Somente as refinarias da Petrobras podem garantir diesel a preços justos para os caminhoneiros

Aqui a participação de Paulo César Ribeiro Lima no Duplo Expresso de 24/abr/2019:

 

Por Paulo César Ribeiro Lima*, para o Duplo Expresso

No dia 17 de abril de 2019, a administração da Petrobras informou que decidiu aumentar o preço do diesel em R$ 0,10 por litro. Informou, ainda, que o preço estabelecido pela Petrobras representa, em média, 54% do preço do diesel nos postos de serviço. O preço médio do diesel ao consumidor no Brasil é 13% menor do que a média global, havendo 105 países com preços superiores aos nossos, segundo a globalfuelprices.com. Reafirmou, também a “rigorosa” observância do alinhamento de seus preços com a paridade internacional.

Com esse aumento, o preço médio do diesel cobrado pela Petrobras passa de R$ 2,1432 por litro para R$ 2,2432 por litro. O mercado de referência para o diesel importado pelo Brasil é a costa do golfo dos Estados Unidos (CGEU), onde o preço do diesel de baixo teor de enxofre para o dia 17 de abril de 2019 foi de US$ 2,0043 por galão[1]. Nesse dia, a taxa de câmbio foi de R$ 3,9225 por US$. Dessa forma, o preço de paridade internacional da CGEU foi de R$ 2,0769 por litro, preço muito abaixo dos R$ 2,243 cobrados pela Petrobras.

Dessa forma, não é verdade o que informou a administração da Petrobras com relação à “rigorosa” observância da paridade internacional. O diesel no Brasil só é 13% menor que a média global por causa da reduzida carga tributária. Se a carga tributária fosse a mesma, o País do Pré-sal e do extraordinário parque de refino cobraria pelo diesel muito mais que a média global, onde quase todos os países são dependentes de petróleo ou derivados importados. Já o Brasil, é grande exportador de petróleo.

Nesse contexto, as distribuidoras no Brasil pagam por um óleo diesel refinado no País pela Petrobras e produzido a partir de óleo nacional mais que as distribuidoras que compram óleo diesel na costa do golfo dos Estados Unidos.

No dia 11 de abril de 2019, a Petrobras tinha anunciado um aumento de 5,7% no preço médio do óleo diesel em suas refinarias. Neste mesmo dia, o Presidente da República teria ligado para o Presidente da Petrobras e defendido um aumento menor.

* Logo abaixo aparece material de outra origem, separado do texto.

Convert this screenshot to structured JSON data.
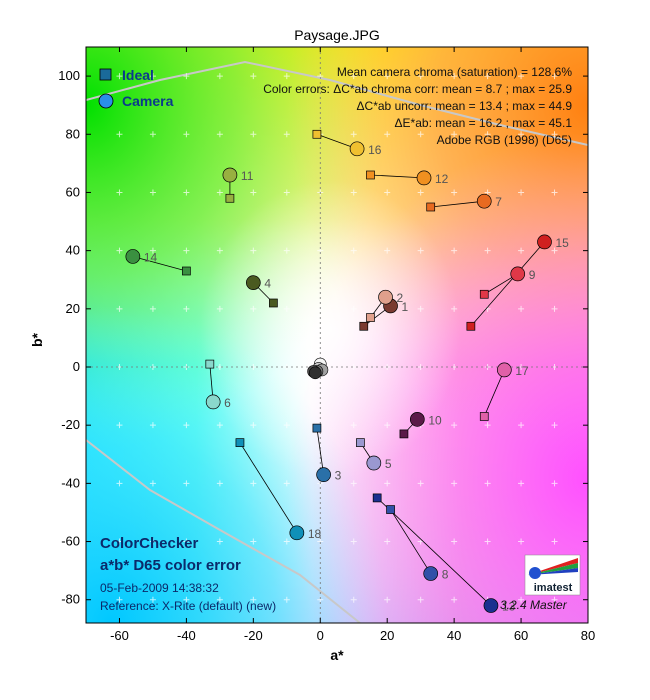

Nesse mesmo dia, a Petrobras informou que, em consonância com sua estratégia para os reajustes dos preços do diesel, divulgada em 26 de março de 2019, revisitou sua posição de hedge e avaliou, ao longo do dia, com o fechamento do mercado, que haveria margem para espaçar mais alguns dias o reajuste no diesel. A empresa também reafirmou a manutenção do alinhamento com o Preço Paridade Internacional (PPI).

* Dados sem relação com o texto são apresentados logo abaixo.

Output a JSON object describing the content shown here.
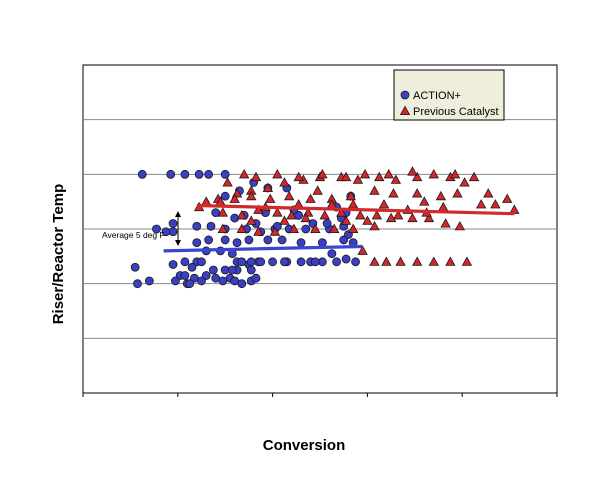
{
  "chart_data": {
    "type": "scatter",
    "title": "",
    "xlabel": "Conversion",
    "ylabel": "Riser/Reactor Temp",
    "xlim": [
      0,
      10
    ],
    "ylim": [
      0,
      6
    ],
    "grid": "horizontal",
    "legend_position": "top-right",
    "tick_labels_shown": false,
    "annotation": "Average 5 deg F",
    "series": [
      {
        "name": "ACTION+",
        "marker": "circle",
        "color": "#3b3fc4",
        "trend": {
          "x": [
            1.7,
            5.9
          ],
          "y": [
            2.6,
            2.68
          ],
          "color": "#3a46cf"
        },
        "points": [
          [
            1.25,
            4
          ],
          [
            1.85,
            4
          ],
          [
            2.15,
            4
          ],
          [
            2.45,
            4
          ],
          [
            2.65,
            4
          ],
          [
            3.0,
            4
          ],
          [
            1.9,
            3.1
          ],
          [
            1.9,
            2.95
          ],
          [
            1.55,
            3.0
          ],
          [
            1.75,
            2.95
          ],
          [
            1.1,
            2.3
          ],
          [
            1.15,
            2.0
          ],
          [
            1.4,
            2.05
          ],
          [
            1.9,
            2.35
          ],
          [
            2.05,
            2.15
          ],
          [
            2.2,
            2.0
          ],
          [
            1.95,
            2.05
          ],
          [
            2.15,
            2.15
          ],
          [
            2.35,
            2.1
          ],
          [
            2.5,
            2.05
          ],
          [
            2.6,
            2.15
          ],
          [
            2.8,
            2.1
          ],
          [
            2.95,
            2.05
          ],
          [
            3.1,
            2.1
          ],
          [
            3.2,
            2.05
          ],
          [
            3.35,
            2.0
          ],
          [
            3.55,
            2.05
          ],
          [
            3.65,
            2.1
          ],
          [
            2.4,
            2.4
          ],
          [
            2.6,
            2.6
          ],
          [
            2.9,
            2.6
          ],
          [
            3.25,
            2.4
          ],
          [
            3.5,
            2.35
          ],
          [
            3.7,
            2.4
          ],
          [
            3.15,
            2.55
          ],
          [
            3.35,
            2.4
          ],
          [
            3.55,
            2.4
          ],
          [
            3.75,
            2.4
          ],
          [
            4.0,
            2.4
          ],
          [
            4.3,
            2.4
          ],
          [
            4.6,
            2.4
          ],
          [
            4.8,
            2.4
          ],
          [
            5.05,
            2.4
          ],
          [
            5.35,
            2.4
          ],
          [
            5.55,
            2.45
          ],
          [
            5.75,
            2.4
          ],
          [
            2.4,
            2.75
          ],
          [
            2.65,
            2.8
          ],
          [
            3.0,
            2.8
          ],
          [
            3.25,
            2.75
          ],
          [
            3.5,
            2.8
          ],
          [
            3.9,
            2.8
          ],
          [
            4.2,
            2.8
          ],
          [
            4.6,
            2.75
          ],
          [
            5.05,
            2.75
          ],
          [
            5.5,
            2.8
          ],
          [
            5.7,
            2.75
          ],
          [
            2.75,
            2.25
          ],
          [
            3.0,
            2.25
          ],
          [
            3.25,
            2.25
          ],
          [
            3.55,
            2.25
          ],
          [
            3.0,
            3.0
          ],
          [
            3.45,
            3.0
          ],
          [
            3.75,
            2.95
          ],
          [
            4.05,
            3.0
          ],
          [
            4.35,
            3.0
          ],
          [
            4.7,
            3.0
          ],
          [
            5.2,
            3.0
          ],
          [
            5.5,
            3.05
          ],
          [
            2.4,
            3.05
          ],
          [
            2.7,
            3.05
          ],
          [
            3.0,
            3.6
          ],
          [
            3.3,
            3.7
          ],
          [
            3.6,
            3.85
          ],
          [
            3.9,
            3.75
          ],
          [
            4.3,
            3.75
          ],
          [
            5.35,
            3.4
          ],
          [
            5.55,
            3.3
          ],
          [
            2.8,
            3.3
          ],
          [
            3.2,
            3.2
          ],
          [
            3.65,
            3.1
          ],
          [
            4.1,
            3.05
          ],
          [
            4.55,
            3.25
          ],
          [
            4.85,
            3.1
          ],
          [
            5.15,
            3.1
          ],
          [
            5.6,
            2.9
          ],
          [
            5.25,
            2.55
          ],
          [
            5.45,
            3.2
          ],
          [
            3.85,
            3.3
          ],
          [
            4.45,
            3.35
          ],
          [
            2.15,
            2.4
          ],
          [
            2.3,
            2.3
          ],
          [
            2.25,
            2.0
          ],
          [
            2.5,
            2.4
          ],
          [
            3.15,
            2.25
          ],
          [
            3.4,
            3.25
          ],
          [
            4.25,
            2.4
          ],
          [
            4.9,
            2.4
          ],
          [
            5.65,
            3.6
          ]
        ]
      },
      {
        "name": "Previous Catalyst",
        "marker": "triangle",
        "color": "#d7262b",
        "trend": {
          "x": [
            2.4,
            9.1
          ],
          "y": [
            3.43,
            3.28
          ],
          "color": "#d12a2a"
        },
        "points": [
          [
            2.6,
            3.5
          ],
          [
            2.85,
            3.55
          ],
          [
            3.25,
            3.65
          ],
          [
            3.55,
            3.7
          ],
          [
            3.9,
            3.75
          ],
          [
            4.25,
            3.85
          ],
          [
            4.65,
            3.9
          ],
          [
            5.0,
            3.95
          ],
          [
            5.45,
            3.95
          ],
          [
            5.8,
            3.9
          ],
          [
            6.25,
            3.95
          ],
          [
            6.6,
            3.9
          ],
          [
            7.05,
            3.95
          ],
          [
            7.4,
            4.0
          ],
          [
            7.75,
            3.95
          ],
          [
            8.05,
            3.85
          ],
          [
            8.55,
            3.65
          ],
          [
            8.95,
            3.55
          ],
          [
            8.7,
            3.45
          ],
          [
            9.1,
            3.35
          ],
          [
            7.55,
            3.6
          ],
          [
            7.05,
            3.65
          ],
          [
            6.55,
            3.65
          ],
          [
            6.15,
            3.7
          ],
          [
            5.65,
            3.6
          ],
          [
            5.25,
            3.55
          ],
          [
            4.8,
            3.55
          ],
          [
            4.35,
            3.6
          ],
          [
            3.95,
            3.55
          ],
          [
            3.55,
            3.6
          ],
          [
            3.2,
            3.55
          ],
          [
            2.9,
            3.5
          ],
          [
            2.45,
            3.4
          ],
          [
            2.95,
            3.3
          ],
          [
            3.35,
            3.25
          ],
          [
            3.7,
            3.35
          ],
          [
            4.1,
            3.3
          ],
          [
            4.4,
            3.25
          ],
          [
            4.75,
            3.3
          ],
          [
            5.1,
            3.25
          ],
          [
            5.45,
            3.3
          ],
          [
            5.85,
            3.25
          ],
          [
            6.2,
            3.25
          ],
          [
            6.5,
            3.2
          ],
          [
            6.95,
            3.2
          ],
          [
            7.3,
            3.2
          ],
          [
            7.65,
            3.1
          ],
          [
            7.95,
            3.05
          ],
          [
            6.15,
            3.05
          ],
          [
            5.7,
            3.0
          ],
          [
            5.3,
            3.0
          ],
          [
            4.9,
            3.0
          ],
          [
            4.45,
            3.0
          ],
          [
            4.05,
            2.95
          ],
          [
            3.7,
            2.95
          ],
          [
            3.35,
            3.0
          ],
          [
            2.95,
            3.0
          ],
          [
            5.9,
            2.6
          ],
          [
            6.15,
            2.4
          ],
          [
            6.4,
            2.4
          ],
          [
            6.7,
            2.4
          ],
          [
            7.05,
            2.4
          ],
          [
            7.4,
            2.4
          ],
          [
            7.75,
            2.4
          ],
          [
            8.1,
            2.4
          ],
          [
            3.85,
            3.4
          ],
          [
            4.55,
            3.45
          ],
          [
            5.25,
            3.45
          ],
          [
            6.35,
            3.45
          ],
          [
            7.2,
            3.5
          ],
          [
            3.05,
            3.85
          ],
          [
            3.4,
            4.0
          ],
          [
            3.65,
            3.95
          ],
          [
            4.1,
            4.0
          ],
          [
            4.55,
            3.95
          ],
          [
            5.05,
            4.0
          ],
          [
            5.55,
            3.95
          ],
          [
            5.95,
            4.0
          ],
          [
            6.45,
            4.0
          ],
          [
            6.95,
            4.05
          ],
          [
            7.85,
            4.0
          ],
          [
            8.25,
            3.95
          ],
          [
            5.7,
            3.45
          ],
          [
            6.85,
            3.35
          ],
          [
            7.25,
            3.3
          ],
          [
            4.7,
            3.2
          ],
          [
            5.55,
            3.15
          ],
          [
            6.0,
            3.15
          ],
          [
            7.6,
            3.4
          ],
          [
            8.4,
            3.45
          ],
          [
            4.25,
            3.15
          ],
          [
            3.55,
            3.15
          ],
          [
            6.65,
            3.25
          ],
          [
            7.9,
            3.65
          ],
          [
            4.95,
            3.7
          ]
        ]
      }
    ]
  },
  "legend": {
    "items": [
      {
        "label": "ACTION+",
        "marker": "circle",
        "color": "#3b3fc4"
      },
      {
        "label": "Previous Catalyst",
        "marker": "triangle",
        "color": "#d7262b"
      }
    ]
  },
  "colors": {
    "plot_border": "#000000",
    "gridline": "#8a8a8a",
    "legend_bg": "#efeedc",
    "legend_border": "#000000",
    "circle_fill": "#3b3fc4",
    "triangle_fill": "#d7262b",
    "marker_stroke": "#1a1a1a"
  }
}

No entanto, como já mencionado, essa não é a política da Petrobras. A estatal não pratica o Preço de Paridade Internacional; a Petrobras pratica o Preço de Paridade de Importação, conforme informado pela própria empresa[2]:

“Nossa política de preços para a gasolina e o diesel vendidos às distribuidoras tem como base o preço de paridade de importação, formado pelas cotações internacionais destes produtos mais os custos que importadores teriam, como transporte e taxas portuárias, por exemplo. A paridade é necessária porque o mercado brasileiro de combustíveis é aberto à livre concorrência, dando às distribuidoras a alternativa de importar os produtos. Além disso, o preço considera uma margem que cobre os riscos (como volatilidade do câmbio e dos preços).”

A Figura 1 mostra os preços do óleo diesel praticados pela Petrobras e os preços do diesel praticados na CGEU.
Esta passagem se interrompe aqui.